Biologisches Geschlecht und soziale Geschlechterrollen: Für einen Evolutionsbiologen steht fest, dass es in der Naturwissenschaft nur zwei Geschlechter gibt. Wieso, hat er in einem Interview erklärt.
Ein Vortrag einer weitgehend unbekannten Biologin an der Humboldt-Universität in Berlin hatte eine Diskussion über Cancel Culture ausgelöst. Die Doktorandin Marie-Luise Vollbrecht konnte zwischenzeitig ihren Vortrag mit dem Titel „Geschlecht ist nicht (Ge)schlecht, Sex, Gender und warum es in der Biologie zwei Geschlechter gibt“ nicht halten. Der Grund: Sicherheitsbedenken. Im Vorfeld wurde Kritik an der Biologin laut, ihr wurde unter anderem von studentischen Organisationen „Queerfeindlichkeit“ vorgeworfen.
Der Zoologe und Evolutionsbiologe Axel Meyer lehrt als Professor an der Universität Konstanz. Im Interview mit der Frankfurter Allgemeinen Zeitung vertritt Meyer eine ähnliche Position wie Vollbrecht. Laut ihm ist die „relative Größe der Keimzellen das Definitionskriterium“ dafür, „welches Tier wir als Weibchen oder Männchen bezeichnen“. Für ihn sei als Naturwissenschaftler klar: Rein biologisch gesehen gebe es nur zwei Geschlechter – männlich und weiblich. Im Englischen gibt es dafür den Ausdruck „Sex“.
„Ja, es gibt also Organismen, die ihr ‚Sex‘ ändern können, nicht aber ihre ‚Gender‘“
Deshalb könne in der Tier- und Pflanzenwelt nicht von „Gender“ – also den sozialen Geschlechterrollen – die Rede sein. Das gelte beispielsweise auch für Tiere, die das Geschlecht wechseln können, wie etwa bei bestimmten Fischen – zum Beispiel dem Clownfisch. „Ja, es gibt also Organismen, die ihr ‚Sex‘ ändern können, nicht aber ihre ‚Gender‘, und vielleicht zuerst weibliche Gameten (Anm. d. Red. Keimzellen) bilden können, dann männliche“, so Meyer.
Tierstudien würden stets zu dem Ergebnis kommen, dass es „am Ende immer Männchen und Weibchen gibt“ – unabhängig davon, „auf welche Weise das Geschlecht eines Tieres bestimmt wird“.

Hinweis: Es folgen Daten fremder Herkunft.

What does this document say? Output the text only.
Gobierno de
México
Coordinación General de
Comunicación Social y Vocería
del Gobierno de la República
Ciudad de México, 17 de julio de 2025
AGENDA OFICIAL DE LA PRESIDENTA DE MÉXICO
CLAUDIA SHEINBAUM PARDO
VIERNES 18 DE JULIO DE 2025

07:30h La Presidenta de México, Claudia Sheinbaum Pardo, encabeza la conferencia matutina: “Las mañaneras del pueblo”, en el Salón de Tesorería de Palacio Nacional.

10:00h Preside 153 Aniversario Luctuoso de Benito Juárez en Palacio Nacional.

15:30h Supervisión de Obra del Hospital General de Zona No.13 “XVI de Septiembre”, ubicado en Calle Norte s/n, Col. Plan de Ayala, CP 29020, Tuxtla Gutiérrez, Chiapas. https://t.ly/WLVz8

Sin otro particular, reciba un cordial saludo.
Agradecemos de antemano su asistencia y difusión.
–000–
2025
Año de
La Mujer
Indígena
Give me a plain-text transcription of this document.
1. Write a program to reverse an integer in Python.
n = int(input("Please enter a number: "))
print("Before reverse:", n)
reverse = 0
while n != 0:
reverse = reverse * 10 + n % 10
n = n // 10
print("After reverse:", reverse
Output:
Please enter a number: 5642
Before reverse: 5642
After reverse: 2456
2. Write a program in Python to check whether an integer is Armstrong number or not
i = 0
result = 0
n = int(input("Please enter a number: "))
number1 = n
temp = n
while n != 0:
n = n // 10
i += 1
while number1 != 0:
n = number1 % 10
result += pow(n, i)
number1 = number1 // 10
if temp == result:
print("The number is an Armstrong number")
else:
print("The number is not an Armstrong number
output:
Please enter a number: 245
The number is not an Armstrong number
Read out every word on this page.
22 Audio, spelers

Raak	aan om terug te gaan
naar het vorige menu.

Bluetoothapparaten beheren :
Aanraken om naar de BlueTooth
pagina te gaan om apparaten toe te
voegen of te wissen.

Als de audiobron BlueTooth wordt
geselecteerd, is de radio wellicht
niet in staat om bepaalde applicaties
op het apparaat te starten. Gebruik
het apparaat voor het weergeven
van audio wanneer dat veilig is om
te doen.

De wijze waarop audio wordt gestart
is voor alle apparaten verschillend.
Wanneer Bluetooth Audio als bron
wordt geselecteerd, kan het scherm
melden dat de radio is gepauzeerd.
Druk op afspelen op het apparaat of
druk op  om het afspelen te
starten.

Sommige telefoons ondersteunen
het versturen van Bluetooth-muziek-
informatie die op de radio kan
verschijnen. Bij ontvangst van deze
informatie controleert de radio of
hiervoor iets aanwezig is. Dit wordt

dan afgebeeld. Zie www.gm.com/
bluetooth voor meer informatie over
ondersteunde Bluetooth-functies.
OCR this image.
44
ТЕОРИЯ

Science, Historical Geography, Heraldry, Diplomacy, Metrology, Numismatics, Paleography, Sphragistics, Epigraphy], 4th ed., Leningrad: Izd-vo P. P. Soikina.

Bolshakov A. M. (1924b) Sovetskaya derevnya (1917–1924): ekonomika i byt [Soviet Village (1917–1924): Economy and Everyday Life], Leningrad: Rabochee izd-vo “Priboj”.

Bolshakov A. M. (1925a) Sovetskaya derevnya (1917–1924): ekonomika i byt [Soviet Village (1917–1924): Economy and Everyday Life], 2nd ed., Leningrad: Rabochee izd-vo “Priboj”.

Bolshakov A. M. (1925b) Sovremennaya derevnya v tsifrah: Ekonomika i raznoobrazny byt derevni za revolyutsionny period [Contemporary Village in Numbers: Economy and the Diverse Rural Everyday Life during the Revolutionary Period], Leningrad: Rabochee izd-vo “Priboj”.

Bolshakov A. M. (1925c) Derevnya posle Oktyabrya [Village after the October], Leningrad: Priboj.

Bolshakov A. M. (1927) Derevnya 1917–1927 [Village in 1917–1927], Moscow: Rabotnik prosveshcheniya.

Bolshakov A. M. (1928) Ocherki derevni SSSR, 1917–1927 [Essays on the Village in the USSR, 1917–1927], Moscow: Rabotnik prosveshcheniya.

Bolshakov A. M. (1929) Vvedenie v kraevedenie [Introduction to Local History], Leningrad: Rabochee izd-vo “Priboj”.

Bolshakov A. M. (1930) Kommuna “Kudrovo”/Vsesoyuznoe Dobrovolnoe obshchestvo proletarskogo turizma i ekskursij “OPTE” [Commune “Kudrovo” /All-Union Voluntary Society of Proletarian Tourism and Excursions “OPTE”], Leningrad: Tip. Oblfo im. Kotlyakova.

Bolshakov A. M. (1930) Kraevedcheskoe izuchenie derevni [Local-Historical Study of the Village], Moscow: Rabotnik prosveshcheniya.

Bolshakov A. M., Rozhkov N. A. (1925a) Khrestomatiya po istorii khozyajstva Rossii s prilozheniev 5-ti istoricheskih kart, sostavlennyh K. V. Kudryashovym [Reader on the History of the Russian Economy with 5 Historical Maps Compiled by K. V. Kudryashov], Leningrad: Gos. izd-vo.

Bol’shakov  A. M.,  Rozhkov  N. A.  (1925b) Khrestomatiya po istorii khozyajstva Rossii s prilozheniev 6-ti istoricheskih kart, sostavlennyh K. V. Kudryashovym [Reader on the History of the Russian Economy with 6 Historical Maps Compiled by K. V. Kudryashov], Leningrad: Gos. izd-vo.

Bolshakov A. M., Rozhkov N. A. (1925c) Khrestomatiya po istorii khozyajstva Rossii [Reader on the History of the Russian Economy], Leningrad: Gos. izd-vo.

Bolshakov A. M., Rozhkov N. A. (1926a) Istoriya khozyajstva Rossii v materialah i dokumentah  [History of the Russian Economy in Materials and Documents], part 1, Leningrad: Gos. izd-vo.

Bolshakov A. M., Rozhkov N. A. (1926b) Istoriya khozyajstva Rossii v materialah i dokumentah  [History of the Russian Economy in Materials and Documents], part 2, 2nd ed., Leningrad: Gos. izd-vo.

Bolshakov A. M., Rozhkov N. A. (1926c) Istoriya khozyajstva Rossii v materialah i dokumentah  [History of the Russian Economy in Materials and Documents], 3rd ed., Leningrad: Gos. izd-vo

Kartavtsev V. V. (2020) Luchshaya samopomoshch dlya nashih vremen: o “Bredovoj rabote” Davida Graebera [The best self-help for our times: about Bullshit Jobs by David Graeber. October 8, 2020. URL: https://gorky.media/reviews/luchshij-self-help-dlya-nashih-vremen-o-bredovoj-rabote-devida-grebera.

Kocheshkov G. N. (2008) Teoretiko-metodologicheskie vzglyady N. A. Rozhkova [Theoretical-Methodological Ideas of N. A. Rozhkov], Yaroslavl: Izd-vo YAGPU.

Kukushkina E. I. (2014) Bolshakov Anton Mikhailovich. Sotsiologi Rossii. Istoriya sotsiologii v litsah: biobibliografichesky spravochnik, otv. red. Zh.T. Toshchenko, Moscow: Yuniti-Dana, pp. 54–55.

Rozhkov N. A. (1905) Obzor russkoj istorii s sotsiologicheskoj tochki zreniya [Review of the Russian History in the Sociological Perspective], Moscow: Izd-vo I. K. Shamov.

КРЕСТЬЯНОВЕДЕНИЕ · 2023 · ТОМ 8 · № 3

Gleichzeitig räumt der Evolutionsbiologe bei der Frage, was sich aus der Tier- und Pflanzenwelt für die aktuelle Gender-Debatte ableiten lässt, ein: „Im gesellschaftlichen Diskurs von ‚geschlechtsspezifischem‘ Verhalten hingegen würde ich dafür plädieren, meinetwegen von ‚Gendern‘ zu sprechen, denn dann sind wir auf einer anderen Erklärungsebene.“ Schließlich sei der Mensch Meyer zufolge „die kulturellste aller Arten“. Mit welchen Pronomen eine Person angesprochen werden möchte, sei demnach eine „kulturelle Sache“, sowie eine Frage der „Toleranz“ und des „Respekts“. Diese betreffe jedoch nicht sein Arbeitsgebiet.